Théâtre - Entretien

Jacques Allaire / Fanon l’inaliénable

Jacques Allaire / Fanon l’inaliénable - Critique sortie Théâtre Paris TARMAC


Le TARMAC / Les Damnés de la terre / d’après l’œuvre de Frantz Fanon / conception et mes Jacques Allaire

« Fanon théorise par la pratique ; son esprit et son corps sont coextensifs. »

 

Qui est Frantz Fanon ?

Jacques Allaire : Né aux Antilles, il est ce jeune homme mort à trente-six ans dont le parcours de vie est celui d’une pensée, d’un travail, et d’une existence vouée à son temps. Combattant pendant la Seconde Guerre mondiale dans la résistance à la destruction de l’humanité par le racisme, il s’engage pleinement, mais découvre, à sa grande surprise et à sa grande honte, le racisme de l’armée française. Après des études de psychiatrie à Lyon, il est nommé à Blida, en Algérie, où il soigne les traumatismes de la guerre coloniale, ceux des victimes comme ceux des bourreaux. Le questionnement sur la colonisation est inséparable de l’interrogation sur l’aliénation du corps.

 

Dans quelle mesure corps et esprit sont-ils liés chez Fanon ?

J. A. : Il théorise par la pratique ; son esprit et son corps sont coextensifs. On sent d’ailleurs sa puissance physique dans ses textes, qu’il dictait. Il oublie les guillemets : les paroles de Césaire, Sartre, Senghor, Hegel deviennent une pensée commune. On assiste au foisonnement dramaturgique d’une pensée qui, s’activant, prend le chemin d’une autre pensée, et conduit à la question de l’aliénation via la colonisation, à la nécessité de libérer l’inconscient raciste, et au droit et devoir suprême de désaliénation. Ce chemin doit mener à un rêve, une utopie, un espoir : parvenir à l’homme illimité qui travaille toujours à son invention.

 

Comment vous emparez-vous de ces textes ?
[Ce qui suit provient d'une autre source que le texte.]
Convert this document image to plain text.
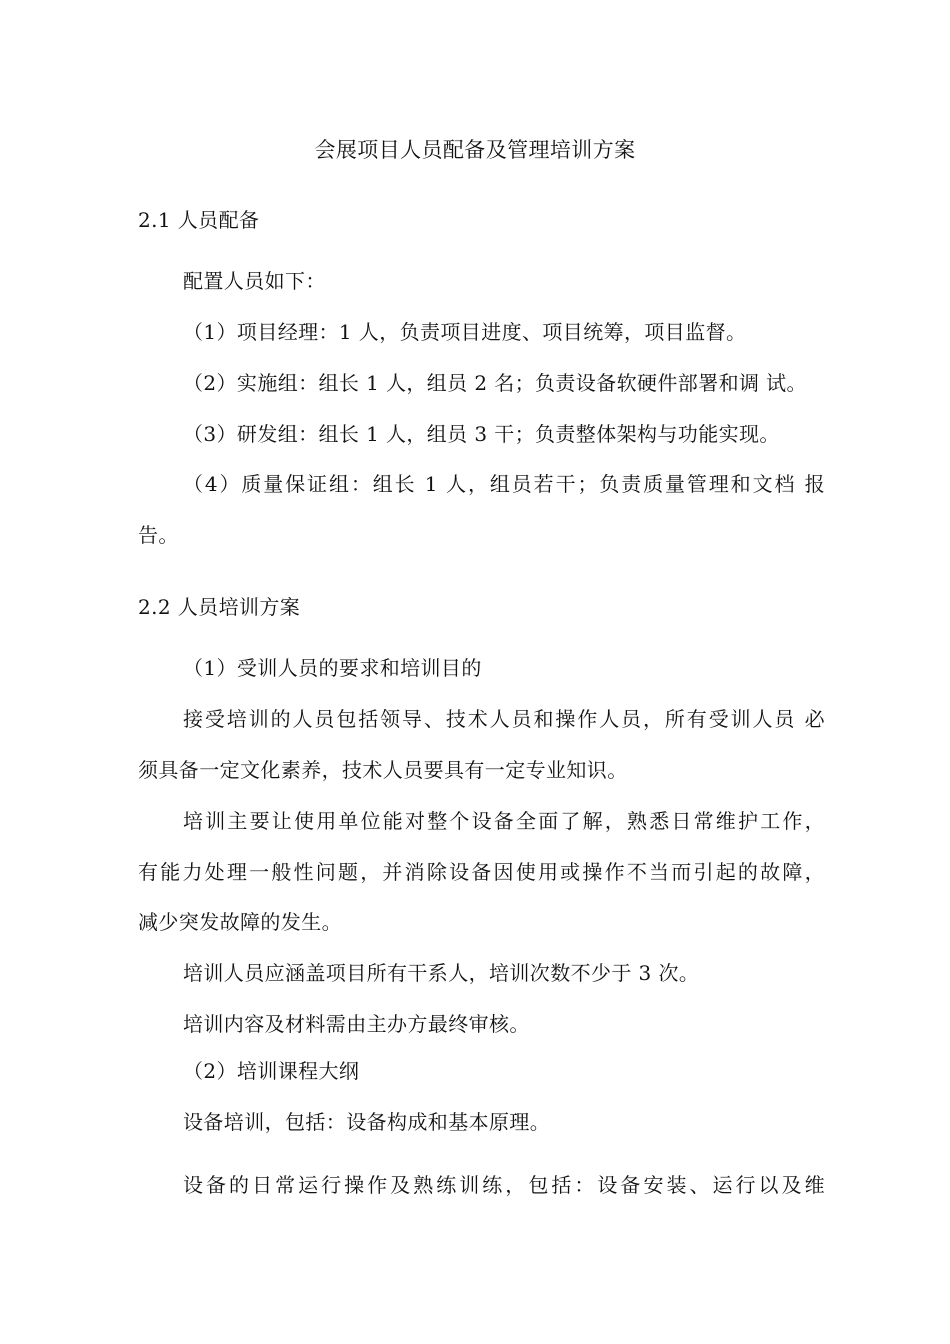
会展项目人员配备及管理培训方案
2.1 人员配备
配置人员如下：
（1）项目经理：1 人，负责项目进度、项目统筹，项目监督。
（2）实施组：组长 1 人，组员 2 名；负责设备软硬件部署和调 试。
（3）研发组：组长 1 人，组员 3 干；负责整体架构与功能实现。
（4）质量保证组：组长 1 人，组员若干；负责质量管理和文档 报
告。
2.2 人员培训方案
（1）受训人员的要求和培训目的
接受培训的人员包括领导、技术人员和操作人员，所有受训人员 必
须具备一定文化素养，技术人员要具有一定专业知识。
培训主要让使用单位能对整个设备全面了解，熟悉日常维护工作，
有能力处理一般性问题，并消除设备因使用或操作不当而引起的故障，
减少突发故障的发生。
培训人员应涵盖项目所有干系人，培训次数不少于 3 次。
培训内容及材料需由主办方最终审核。
（2）培训课程大纲
设备培训，包括：设备构成和基本原理。
设备的日常运行操作及熟练训练，包括：设备安装、运行以及维
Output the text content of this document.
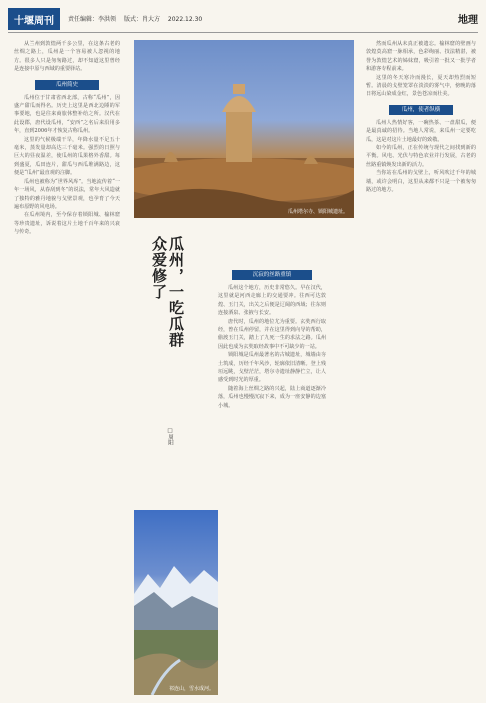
十堰周刊	责任编辑：李洪领 版式：肖大方 2022.12.30	地理

从兰州到敦煌两千多公里，在这条古老的丝绸之路上，瓜州是一个容易被人忽视的地方。很多人只是匆匆路过，却不知道这里曾经是连接中原与西域的重要驿站。

瓜州简史

瓜州位于甘肃省西北部，古称“瓜州”，因盛产甜瓜而得名。历史上这里是西北边陲的军事要地，也是往来商旅休整补给之所。汉代在此设郡，唐代设瓜州，“安西”之名后来沿用多年，直到2006年才恢复古称瓜州。

这里的气候极端干旱，年降水量不足五十毫米，蒸发量却高达三千毫米。强烈的日照与巨大的昼夜温差，使瓜州的瓜果格外香甜。每到盛夏，瓜田连片，甜瓜与西瓜堆满路边，这便是“瓜州”最直观的注脚。

瓜州也被称为“世界风库”。当地流传着“一年一场风，从春刮到冬”的说法，常年大风造就了独特的雅丹地貌与戈壁景观，也孕育了今天遍布原野的风电场。

在瓜州境内，至今保存着锁阳城、榆林窟等珍贵遗址，诉说着这片土地千百年来的兴衰与传奇。

瓜州塔尔寺、锁阳城遗址。
瓜州，一吃瓜群众爱修了
□周阳
沉寂的丝路重镇

瓜州这个地方，历史非常悠久。早在汉代，这里就是河西走廊上的交通要冲。往西可达敦煌、玉门关，出关之后便是辽阔的西域；往东则连接酒泉、张掖与长安。

唐代时，瓜州的地位尤为重要。玄奘西行取经，曾在瓜州停留，并在这里得到向导的帮助，偷渡玉门关，踏上了九死一生的求法之路。瓜州因此也成为玄奘取经故事中不可缺少的一站。

锁阳城是瓜州最著名的古城遗址，城墙由夯土筑成，历经千年风沙，轮廓依旧清晰。登上残垣远眺，戈壁茫茫，塔尔寺遗址静静伫立，让人感受到时光的厚重。

随着海上丝绸之路的兴起，陆上商道逐渐冷落，瓜州也慢慢沉寂下来，成为一座安静的边塞小城。

祁连山，雪水成河。

然而瓜州从未真正被遗忘。榆林窟的壁画与敦煌莫高窟一脉相承，色彩绚丽、技法精湛，被誉为敦煌艺术的姊妹窟，吸引着一批又一批学者和游客专程前来。

这里的冬天寒冷而漫长，夏天却热烈而短暂。清晨的戈壁笼罩在淡淡的雾气中，傍晚的落日将远山染成金红，景色苍凉而壮美。

瓜州，使者纵横

瓜州人热情好客，一碗热茶、一盘甜瓜，便是最真诚的招待。当地人常说，来瓜州一定要吃瓜，这是对这片土地最好的致敬。

如今的瓜州，正在传统与现代之间找到新的平衡。风电、光伏与特色农业并行发展，古老的丝路重镇焕发出新的活力。

当你站在瓜州的戈壁上，听风吹过千年的城墙，或许会明白，这里从来都不只是一个被匆匆路过的地方。
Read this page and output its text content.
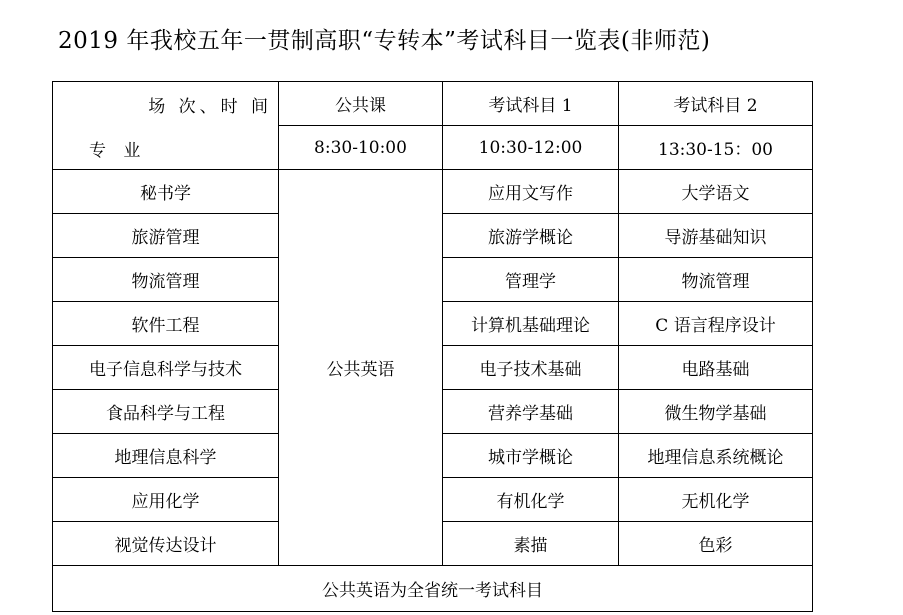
2019 年我校五年一贯制高职“专转本”考试科目一览表(非师范)
场 次、时 间
专 业	公共课	考试科目 1	考试科目 2
	8:30-10:00	10:30-12:00	13:30-15：00
秘书学	公共英语	应用文写作	大学语文
旅游管理		旅游学概论	导游基础知识
物流管理		管理学	物流管理
软件工程		计算机基础理论	C 语言程序设计
电子信息科学与技术		电子技术基础	电路基础
食品科学与工程		营养学基础	微生物学基础
地理信息科学		城市学概论	地理信息系统概论
应用化学		有机化学	无机化学
视觉传达设计		素描	色彩
公共英语为全省统一考试科目			
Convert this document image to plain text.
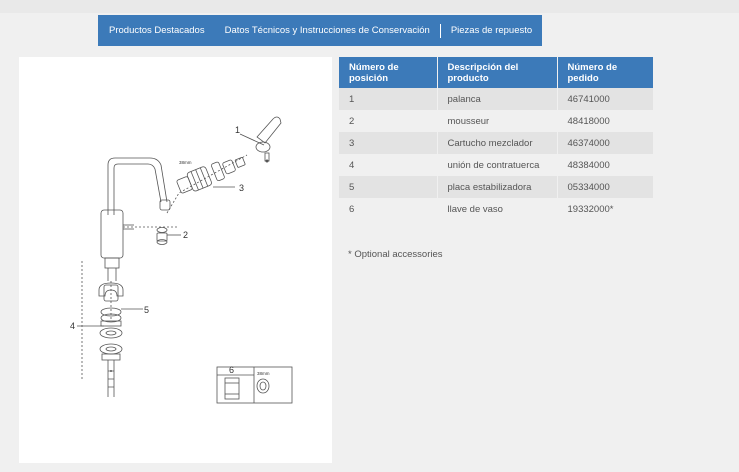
Productos Destacados	Datos Técnicos y Instrucciones de Conservación	Piezas de repuesto
1
2
3
4
5
6
38mm
38mm
Número de posición	Descripción del producto	Número de pedido
1	palanca	46741000
2	mousseur	48418000
3	Cartucho mezclador	46374000
4	unión de contratuerca	48384000
5	placa estabilizadora	05334000
6	llave de vaso	19332000*
* Optional accessories
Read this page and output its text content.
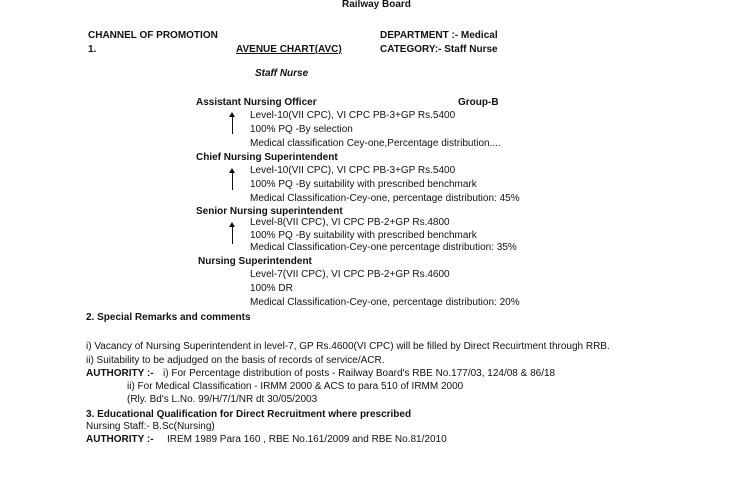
Railway Board
CHANNEL OF PROMOTION	DEPARTMENT :- Medical
1.	AVENUE CHART(AVC)	CATEGORY:- Staff Nurse
Staff Nurse
Assistant Nursing Officer	Group-B
Level-10(VII CPC), VI CPC PB-3+GP Rs.5400
100% PQ -By selection
Medical classification Cey-one,Percentage distribution....
Chief Nursing Superintendent
Level-10(VII CPC), VI CPC PB-3+GP Rs.5400
100% PQ -By suitability with prescribed benchmark
Medical Classification-Cey-one, percentage distribution: 45%
Senior Nursing superintendent
Level-8(VII CPC), VI CPC PB-2+GP Rs.4800
100% PQ -By suitability with prescribed benchmark
Medical Classification-Cey-one percentage distribution: 35%
Nursing Superintendent
Level-7(VII CPC), VI CPC PB-2+GP Rs.4600
100% DR
Medical Classification-Cey-one, percentage distribution: 20%
2. Special Remarks and comments
i) Vacancy of Nursing Superintendent in level-7, GP Rs.4600(VI CPC) will be filled by Direct Recuirtment through RRB.
ii) Suitability to be adjudged on the basis of records of service/ACR.
AUTHORITY :- i) For Percentage distribution of posts - Railway Board's RBE No.177/03, 124/08 & 86/18
ii) For Medical Classification - IRMM 2000 & ACS to para 510 of IRMM 2000
(Rly. Bd's L.No. 99/H/7/1/NR dt 30/05/2003
3. Educational Qualification for Direct Recruitment where prescribed
Nursing Staff:- B.Sc(Nursing)
AUTHORITY :- IREM 1989 Para 160 , RBE No.161/2009 and RBE No.81/2010
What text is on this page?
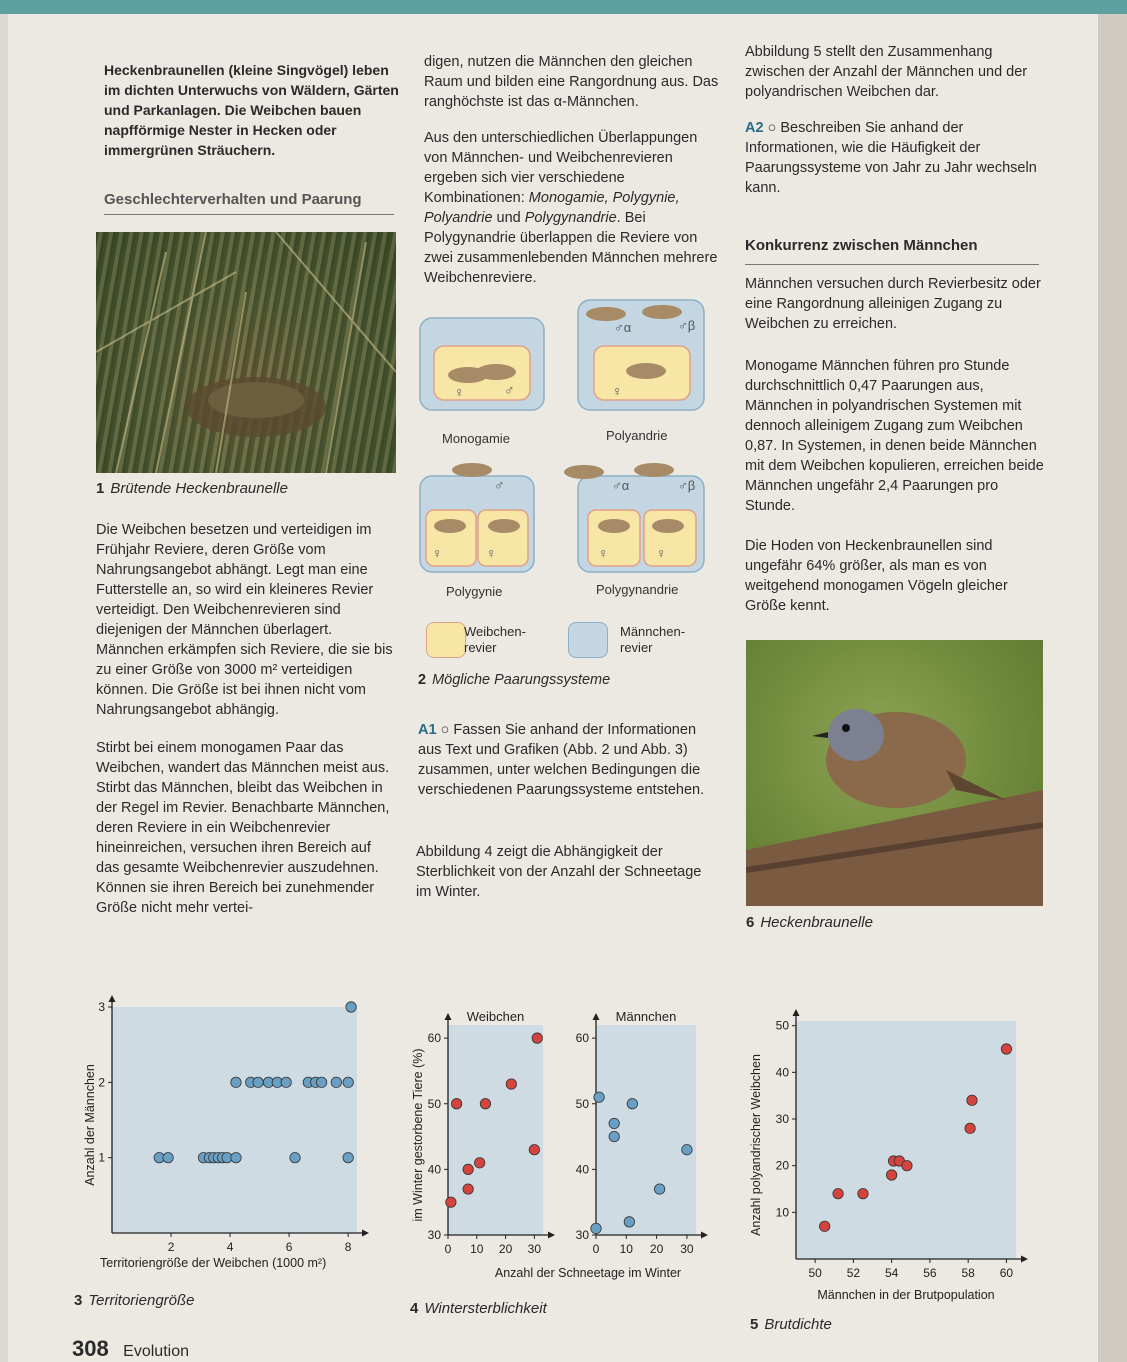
Heckenbraunellen (kleine Singvögel) leben im dichten Unterwuchs von Wäldern, Gärten und Parkanlagen. Die Weibchen bauen napfförmige Nester in Hecken oder immergrünen Sträuchern.

Geschlechterverhalten und Paarung
1 Brütende Heckenbraunelle

Die Weibchen besetzen und verteidigen im Frühjahr Reviere, deren Größe vom Nahrungsangebot abhängt. Legt man eine Futterstelle an, so wird ein kleineres Revier verteidigt. Den Weibchenrevieren sind diejenigen der Männchen überlagert. Männchen erkämpfen sich Reviere, die sie bis zu einer Größe von 3000 m² verteidigen können. Die Größe ist bei ihnen nicht vom Nahrungsangebot abhängig.

Stirbt bei einem monogamen Paar das Weibchen, wandert das Männchen meist aus. Stirbt das Männchen, bleibt das Weibchen in der Regel im Revier. Benachbarte Männchen, deren Reviere in ein Weibchenrevier hineinreichen, versuchen ihren Bereich auf das gesamte Weibchenrevier auszudehnen. Können sie ihren Bereich bei zunehmender Größe nicht mehr vertei-

digen, nutzen die Männchen den gleichen Raum und bilden eine Rangordnung aus. Das ranghöchste ist das α-Männchen.

Aus den unterschiedlichen Überlappungen von Männchen- und Weibchenrevieren ergeben sich vier verschiedene Kombinationen: Monogamie, Polygynie, Polyandrie und Polygynandrie. Bei Polygynandrie überlappen die Reviere von zwei zusammenlebenden Männchen mehrere Weibchenreviere.

♀	♂
Monogamie
♂α	♂β
♀
Polyandrie
♂
♀	♀
Polygynie
♂α	♂β
♀	♀
Polygynandrie
Weibchen-
revier
Männchen-
revier
2 Mögliche Paarungssysteme
A1 ○ Fassen Sie anhand der Informationen aus Text und Grafiken (Abb. 2 und Abb. 3) zusammen, unter welchen Bedingungen die verschiedenen Paarungssysteme entstehen.

Abbildung 4 zeigt die Abhängigkeit der Sterblichkeit von der Anzahl der Schneetage im Winter.

Abbildung 5 stellt den Zusammenhang zwischen der Anzahl der Männchen und der polyandrischen Weibchen dar.

A2 ○ Beschreiben Sie anhand der Informationen, wie die Häufigkeit der Paarungssysteme von Jahr zu Jahr wechseln kann.
Konkurrenz zwischen Männchen

Männchen versuchen durch Revierbesitz oder eine Rangordnung alleinigen Zugang zu Weibchen zu erreichen.

Monogame Männchen führen pro Stunde durchschnittlich 0,47 Paarungen aus, Männchen in polyandrischen Systemen mit dennoch alleinigem Zugang zum Weibchen 0,87. In Systemen, in denen beide Männchen mit dem Weibchen kopulieren, erreichen beide Männchen ungefähr 2,4 Paarungen pro Stunde.

Die Hoden von Heckenbraunellen sind ungefähr 64% größer, als man es von weitgehend monogamen Vögeln gleicher Größe kennt.

6 Heckenbraunelle
2	4	6	8
1
2
3
Territoriengröße der Weibchen (1000 m²)
Anzahl der Männchen
3 Territoriengröße
0 10 20 30
30
40
50
60
Weibchen
0 10 20 30
30
40
50
60
Männchen
Anzahl der Schneetage im Winter
im Winter gestorbene Tiere (%)
4 Wintersterblichkeit
50 52 54 56 58 60
10
20
30
40
50
Männchen in der Brutpopulation
Anzahl polyandrischer Weibchen
5 Brutdichte
308 Evolution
J. A. : Il s’agit d’une traversée artistique de cette œuvre. Quand je l’ai lu, le texte m’est arrivé en plein visage : les questions qu’il pose me renvoyaient, sans que je comprenne pourquoi, au monde d’aujourd’hui, où l’humain disparaît du champ du questionnement. La colonisation peut être désormais d’ordre économique : voyez comme un corps de chômeur peut être aliéné par celui qui le regarde. C’est étrangement ça qui m’est venu : le visage désagréable de ce monde qui vit aujourd’hui en paix mais dissimule ce à quoi il travaille.

 

Comment avez-vous procédé à mettre cette parole en scène ?

J. A. : J’ai un fonctionnement suffisamment singulier pour devoir l’expliquer. Une fois traversés tous ces textes, j’interroge ce qu’il m’en reste, comme quand on se réveille d’une nuit de cauchemar ou de rêve. Je me mets alors à dessiner, sans savoir ce que je dessine. Non pas une mise en scène, mais des corps, des objets qui m’indiquent ce que je vais raconter sans être encore capable de le désigner. Après, je retourne au texte en n’attrapant que ce qui continue de m’affecter, du sentiment ou de la sensation. Je ne garde que ce qui veut rester, et je commence à travailler avec les acteurs à la table, sans indication, avec comme seul souci l’intelligence du texte. Je finis alors par comprendre ce que voulaient dire mes dessins, et des visions se constituent qui intègrent l’espace et la temporalité. La structure du spectacle s’écrit alors par tableaux. En relisant le texte avec les acteurs, je travaille à l’arrachage, au découpage, au collage. En même temps, j’écoute de la musique, et il se passe la même chose qu’avec les textes. Transformé de jour en jour et progressivement, tout le spectacle se compose ainsi.

 

Propos recueillis par Catherine Robert

A propos de l'événement


Les Damnés de la terre
du mardi 5 novembre 2013 au vendredi 6 décembre 2013
TARMAC
159, avenue Gambetta, 75020 Paris
Du 5 novembre au 6 décembre 2013. Du mardi au vendredi à 20h ; supplémentaire le jeudi à 14h30 ; samedi à 16h. Le 16 novembre, de 11h à 22h, journée à la découverte de Frantz Fanon, débats et rencontres. Tél. : 01 43 64 80 80.